The method can, the scientists say, identify which infectious diseases will have worsened or diminished effects with rising temperatures.
“Rising temperatures due to global warming can alter the proliferation and severity of infectious diseases, and this has broad implications for conservation and food security,” said Professor Pepin Luijckx, who led the study with William C Campbell, lecturer in parasite biology at TCD and graduate student Devin Kirk.
“It is therefore really important that we understand and identify the diseases that will become more harmful with rising temperatures, with a view to mitigating their impacts,” Prof Luijckx added.
Scientists have found it difficult to pinpoint the the precise impact rising temperature will have on the host and pathogen, and on disease, because temperature can affect these in different ways.
For example, while host immune function and pathogen infectivity may be higher as temperatures rise, pathogen longevity may be lower. Additionally, to predict the severity of disease, scientists need data that doesn’t always exist on the temperature sensitivity of all the processes involved, especially for newly emergent diseases.
The solution, the TCD scientists say, is that the so-called metabolic theory of ecology can be used to predict how various biological processes respond to temperature. This theory is based on the idea that each process is controlled by enzymes, and that the activity and temperature dependence of these enzymes can be described using simple equations.
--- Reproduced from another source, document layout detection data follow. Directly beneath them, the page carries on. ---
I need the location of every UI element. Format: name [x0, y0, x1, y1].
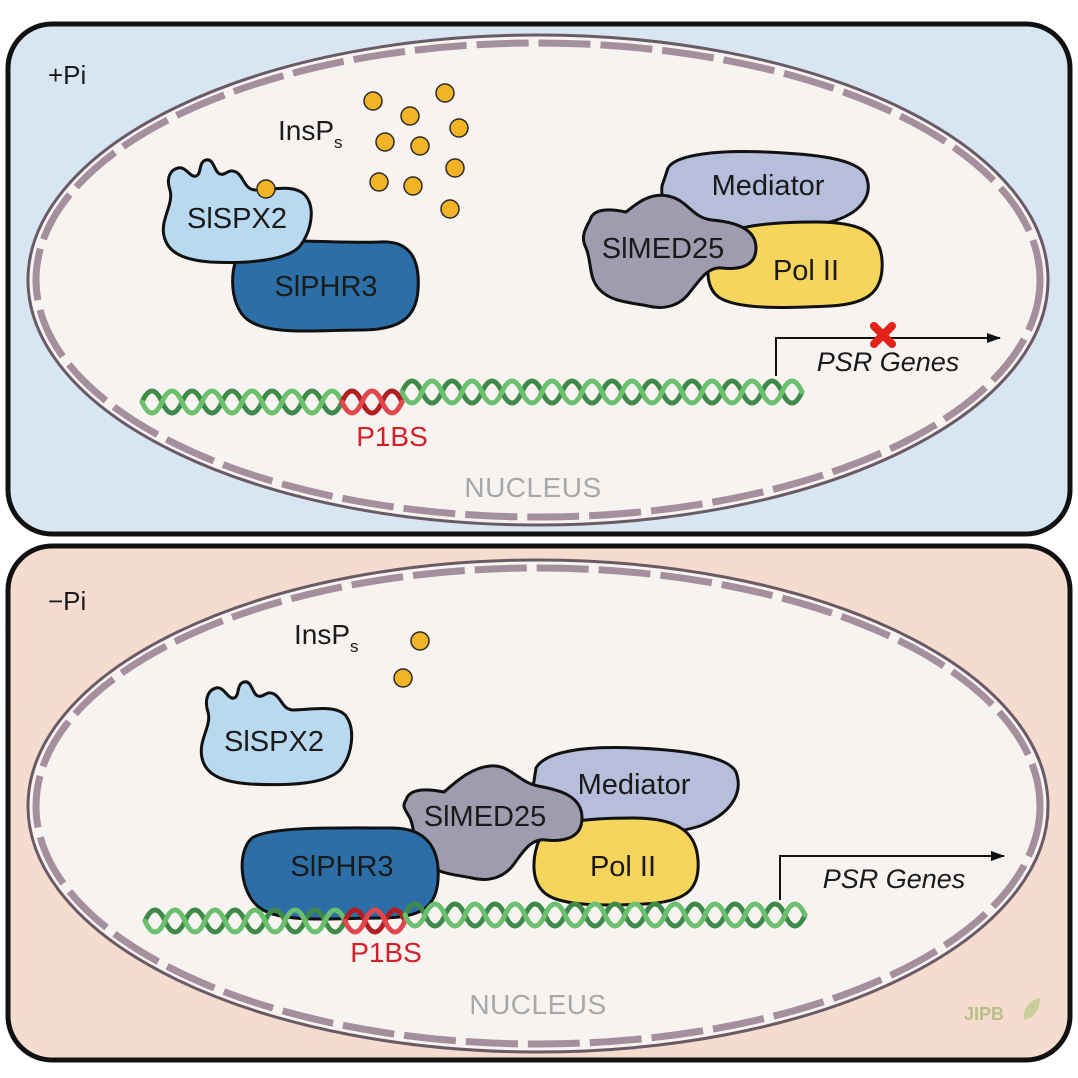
- insp-molecule: [375, 132, 395, 152]
- panel-plus-pi: +Pi NUCLEUS InsPs SlPHR3 SlSPX: [5, 21, 1073, 537]
- dna-helix-b: [139, 388, 345, 416]
- slmed25-label: SlMED25: [424, 801, 547, 833]
- p1bs-helix-b: [339, 388, 405, 416]
- pol2-shape: [532, 816, 700, 907]
- blocked-x-icon: [870, 322, 896, 348]
- insp-molecule: [445, 158, 465, 178]
- mediator-complex: Mediator Pol II SlMED25: [402, 746, 740, 907]
- leaf-icon: [1023, 998, 1040, 1020]
- p1bs-helix-a: [339, 388, 405, 416]
- p1bs-label: P1BS: [356, 421, 428, 452]
- pol2-label: Pol II: [773, 255, 839, 287]
- slspx2-shape: [199, 680, 354, 787]
- slmed25-shape: [582, 193, 758, 309]
- psr-genes-label: PSR Genes: [817, 347, 960, 377]
- psr-genes-label: PSR Genes: [823, 864, 966, 894]
- insps-label: InsPs: [294, 619, 359, 656]
- insp-molecules: [393, 631, 430, 688]
- slphr3-protein: SlPHR3: [231, 239, 420, 333]
- slspx2-label: SlSPX2: [187, 203, 287, 235]
- insp-molecule: [410, 136, 430, 156]
- slphr3-label: SlPHR3: [290, 851, 393, 883]
- insp-molecule: [369, 172, 389, 192]
- nucleus-label: NUCLEUS: [469, 989, 606, 1020]
- transcription-arrow: [779, 851, 1005, 900]
- pol2-label: Pol II: [590, 851, 656, 883]
- dna-strand: [139, 378, 805, 416]
- slphr3-shape: [231, 239, 420, 333]
- insp-molecule: [449, 118, 469, 138]
- insp-molecule: [440, 199, 460, 219]
- condition-label: +Pi: [48, 60, 86, 90]
- insp-molecule: [403, 176, 423, 196]
- nuclear-membrane: [32, 564, 1044, 1048]
- dna-helix-b: [399, 378, 805, 406]
- p1bs-helix-b: [342, 907, 408, 935]
- insp-molecule: [410, 631, 430, 651]
- mediator-label: Mediator: [578, 769, 691, 801]
- mediator-complex: Mediator Pol II SlMED25: [582, 150, 884, 310]
- insp-molecule: [400, 106, 420, 126]
- dna-helix-b: [142, 907, 348, 935]
- insp-molecule: [393, 668, 413, 688]
- slspx2-label: SlSPX2: [224, 726, 324, 758]
- dna-strand: [142, 901, 808, 935]
- nucleus: [26, 33, 1050, 527]
- insp-molecule: [363, 91, 383, 111]
- slphr3-protein: SlPHR3: [240, 826, 440, 921]
- nuclear-membrane: [32, 39, 1044, 521]
- p1bs-helix-a: [342, 907, 408, 935]
- jipb-watermark: JIPB: [964, 1004, 1004, 1024]
- insp-molecule: [435, 83, 455, 103]
- p1bs-label: P1BS: [350, 937, 422, 968]
- condition-label: −Pi: [48, 586, 86, 616]
- slphr3-label: SlPHR3: [274, 271, 377, 303]
- insp-molecules: [363, 83, 469, 219]
- mediator-label: Mediator: [712, 170, 825, 202]
- panel-minus-pi: −Pi NUCLEUS InsPs SlSPX2 Mediator Pol II…: [5, 543, 1073, 1063]
- insp-bound: [256, 179, 276, 199]
- slspx2-shape: [161, 158, 313, 264]
- dna-helix-b: [402, 901, 808, 929]
- insps-label: InsPs: [278, 115, 343, 152]
- transcription-arrow: [775, 333, 1001, 376]
- slspx2-protein: SlSPX2: [161, 158, 313, 264]
- slspx2-protein: SlSPX2: [199, 680, 354, 787]
- nucleus-label: NUCLEUS: [464, 472, 601, 503]
- slmed25-label: SlMED25: [602, 233, 725, 265]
Even with limited data, the theory thus allows for the prediction of the temperature dependence of host and pathogen processes.
In their study, the scientists used the water flea and its pathogen and measured how processes such as host mortality, aging, parasite growth and damage done to the host changed over a wide temperature range. They used these measurements to determine the thermal dependencies of each of these processes using metabolic theory.
The results showed that the different processes had unique relationships with temperature. For example, while damage inflicted to the host per pathogen appeared to be independent of temperature, both host mortality and pathogen growth rate were strongly dependent — but in opposite ways.
“What is exciting is that these results demonstrate that linking and integrating metabolic theory within a mathematical model of host-pathogen interactions is effective in describing how and why disease interactions change with global warming,” Prof Luijckx said.
“Due to its simplicity and generality, the method we have developed could be widely applied to understand the likely impact of global warming on a variety of diseases, including diseases affecting aquaculture, such as salmonid diseases like Pancreas disease, pathogens of bee pollinators, such as Nosema, and growth of vector-borne and tick-borne diseases in their invertebrate hosts, such as malaria and Lyme disease,” the Prof concluded.